I decided to wear my Garmin because, like I told Mr. T, “Might as well track the mileage.” I started out on my loop through town with T Junior and then turned onto the trail. A woman was just beginning her run and her daughter was riding along next to her on a mountain bike. I suppressed the urge to say, “Normally, I run,” like she would care. Then Brain leaned over and whispered: What is wrong with you? It’s not even a running day. Chill out.
Despite Brain, Body couldn’t help itself. I wanted to test out my foot with a little jogging, and I caught myself looking around to see if anyone was going to catch me running as if I was cheating or something. Probably, if people were wondering anything (most unlikely), it was, What is up with the swivel-head running in jeans to the beat of classic Disney tunes and pushing a kid bundled in a parka and a snow hat when it’s sunny and 50 degrees?
Don’t worry, though, I didn’t run for very long – just a short straightaway or two or three on the trail and sidewalk. And nothing seemed to hurt.

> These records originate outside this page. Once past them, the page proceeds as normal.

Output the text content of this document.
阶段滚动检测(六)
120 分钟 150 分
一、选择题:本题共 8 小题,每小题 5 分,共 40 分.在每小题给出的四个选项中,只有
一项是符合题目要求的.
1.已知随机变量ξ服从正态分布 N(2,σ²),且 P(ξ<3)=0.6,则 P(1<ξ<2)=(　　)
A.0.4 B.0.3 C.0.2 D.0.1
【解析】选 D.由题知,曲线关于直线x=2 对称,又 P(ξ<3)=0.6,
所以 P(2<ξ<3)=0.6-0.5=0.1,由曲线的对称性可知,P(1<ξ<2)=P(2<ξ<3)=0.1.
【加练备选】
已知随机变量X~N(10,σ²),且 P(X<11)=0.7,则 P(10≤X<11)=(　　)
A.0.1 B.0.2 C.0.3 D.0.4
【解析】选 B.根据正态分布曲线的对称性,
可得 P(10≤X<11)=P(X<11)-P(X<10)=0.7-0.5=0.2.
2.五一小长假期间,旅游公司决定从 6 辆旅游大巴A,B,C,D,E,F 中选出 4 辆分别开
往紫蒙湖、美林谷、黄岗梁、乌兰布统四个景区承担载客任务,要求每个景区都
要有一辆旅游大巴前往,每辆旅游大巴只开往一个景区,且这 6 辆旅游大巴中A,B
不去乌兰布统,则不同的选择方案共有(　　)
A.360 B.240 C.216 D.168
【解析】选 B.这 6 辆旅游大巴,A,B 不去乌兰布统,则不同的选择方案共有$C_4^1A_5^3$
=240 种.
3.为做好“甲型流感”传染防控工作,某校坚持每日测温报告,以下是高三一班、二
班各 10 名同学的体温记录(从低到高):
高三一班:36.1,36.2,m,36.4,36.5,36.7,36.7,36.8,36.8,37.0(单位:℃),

But in the evening, after I’d removed my Sauconys and had been standing in the kitchen to make dinner and empty the dishwasher (exciting life!), I noticed my right foot was sore. And when I stepped over the baby gate and landed on the ball of my foot, electric shocks shot from the pad to the tips of my toes.
After putting T Junior to bed and landing on my foot wrong again, I cried for about 30 seconds and then looked up podiatrists.
Today, on my lunch hour (because Mr. T stayed home with T Junior), I skipped out on the Secret Gym. I felt really guilty about it, but I thought it was going to take a lot longer to find a podiatrist than it actually did (seriously, 5 minutes). My appointment with The Pod is on Friday.
So, this evening, I did strength exercises at home in front of Modern Family: 75 crunches on Mr. Bouncy and I held the plank pose for 20 seconds three times (not sure how long you’re really supposed to do these, but whatever). Then Dumb and Dumber kicked my butt with three sets of 15 bicep curls, overhead tricep extensions, front raises and shoulder presses (OMG, I could barel do these and only managed to eek out 3 sets of 10).
Before you wander away, I have a confession: I am J-E-A-L-O-U-S.
Is everyone running the Seattle Rock and Roll Marathon? Everyone BUT me?
At first, I didn’t mind because I was already set on NODM (and I am still happy with that decision). After the Seattle Half I had no desire to conquer the city’s Emerald streets again. I decided I would be the bloggy cheerleader and stand along the course with clever posterboard signs while screaming, “Go, go, go!” to my running friends. But in my mind, I always had someone to do that with. Am I really going to be out there all by myself?
Tomorrow’s a rest day, like I have anything to rest from. On Friday, I have an appointment at The Pod and a “piping” (you’ll see) hot date with Mr. T depending on T Junior’s cold, of course. I will postpone Friday’s scheduled 3-miler until I hear what The Pod says. But I am hoping he/she tells me, “Stop being a big wimp, take some Ibuprofin and DEAL,” and I will be able to complete my 6-miler on Saturday AND the Million Inch Run next Saturday.